Johann Ruf, 1909 in der Nähe von München geboren, stand in der Weimarer Republik dem sozialdemokratischen Milieu nahe. Der gelernte Schreiner wurde im September 1939 in das Polizeibataillon 72 in München für den ‚Auswärtigen Einsatz‘ im besetzten Europa eingezogen. Sein erster Einsatzort, im Dienstrang eines Wachtmeisters, war ab Dezember 1939 Częstochowa (Tschenstochau), in der Woiwodschaft Schlesien in Südpolen gelegen. Nachweisbar sind dem Bataillon dort nicht nur die Beteiligung an der Ausplünderung der jüdischen Bevölkerung, sondern auch Misshandlungen und Tötungen. Von April bis September 1940 war Rufs Einheit in der Hauptstadt Warschau stationiert. Während seiner dortigen Einsatzzeit wurde die jüdische Bevölkerung zum Leben in einem einzigen Stadtbezirk auf engstem Raum gezwungen. Ab Oktober 1940 wurde dieser hermetisch abgeriegelt und war das größte jüdische Ghetto Europas.
Für Johann Ruf folgten Einsätze in Slowenien, wo er zum Oberwachtmeister befördert wurde. Dort war das Bataillon an Vertreibungs- und Vergeltungsmaßnahmen beteiligt. Im Laufe des Sommers 1942 wurden in der Stadt Celje mehrere Hundert Zivilpersonen auch von Tötungskommandos des Polizeibataillons 72 erschossen. Anfang März 1944 traf die Polizeieinheit dann in Südfrankreich ein, wo neben der Grenzsicherung zur neutralen Schweiz auch die Bekämpfung der französischen Widerstandsbewegung zum Aufgabenfeld gehörte. Rufs persönliche Rolle bei den Verbrechen des Bataillons 72 muss aufgrund der Quellenlage offenbleiben. In Charmonix geriet er im August 1944 schließlich in französische Kriegsgefangenschaft, von wo er 1947 flüchten konnte. In München kehrte er in seinen Zivilberuf als Schreiner zurück und arbeite bis zu seinem Ruhestand für die Verkehrsbetriebe München.
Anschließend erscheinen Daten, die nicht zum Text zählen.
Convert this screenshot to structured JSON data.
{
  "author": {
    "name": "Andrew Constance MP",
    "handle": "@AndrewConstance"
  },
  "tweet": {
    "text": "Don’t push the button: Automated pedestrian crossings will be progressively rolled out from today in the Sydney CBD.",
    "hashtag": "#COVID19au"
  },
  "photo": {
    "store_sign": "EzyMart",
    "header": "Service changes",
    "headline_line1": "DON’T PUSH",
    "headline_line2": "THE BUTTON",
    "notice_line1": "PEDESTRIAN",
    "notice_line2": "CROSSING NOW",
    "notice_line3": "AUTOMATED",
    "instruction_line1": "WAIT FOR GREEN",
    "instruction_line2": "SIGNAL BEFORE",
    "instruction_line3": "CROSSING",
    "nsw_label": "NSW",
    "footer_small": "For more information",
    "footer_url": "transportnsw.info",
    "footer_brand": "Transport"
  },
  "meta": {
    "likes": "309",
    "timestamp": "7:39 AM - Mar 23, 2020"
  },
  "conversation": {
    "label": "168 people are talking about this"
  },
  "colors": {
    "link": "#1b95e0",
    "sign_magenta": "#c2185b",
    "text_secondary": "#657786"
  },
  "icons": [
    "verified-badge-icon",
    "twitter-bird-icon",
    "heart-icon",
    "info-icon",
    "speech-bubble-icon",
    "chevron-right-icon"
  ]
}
Die Holzkiste mit den darin aufbewahrten Artefakten als Erinnerungen an Rufs Kriegszeit weisen über 1945 hinaus in unsere Gegenwart hinein. Sie sind bis heute Teil einer in der Familie virulenten belasteten Geschichte. Reinhold Ruf durchbrach mit seinem Kontakt zur Villa ten Hompel die Tabuisierung dieser Geschichte und setzt sich aktiv für die Nutzung und Verbreitung des Quellenmaterials und der Geschichte(n) darüber ein. So wurden sie auch außerhalb von Münster in Wanderausstellungen präsentiert. Mit der Auseinandersetzung mit diesem Teil der belsteten Familiengeschichte übernimmt Reinhold Ruf eine historische Verantwortung gegenüber der noch nicht abgeschlossenen Vergangenheit.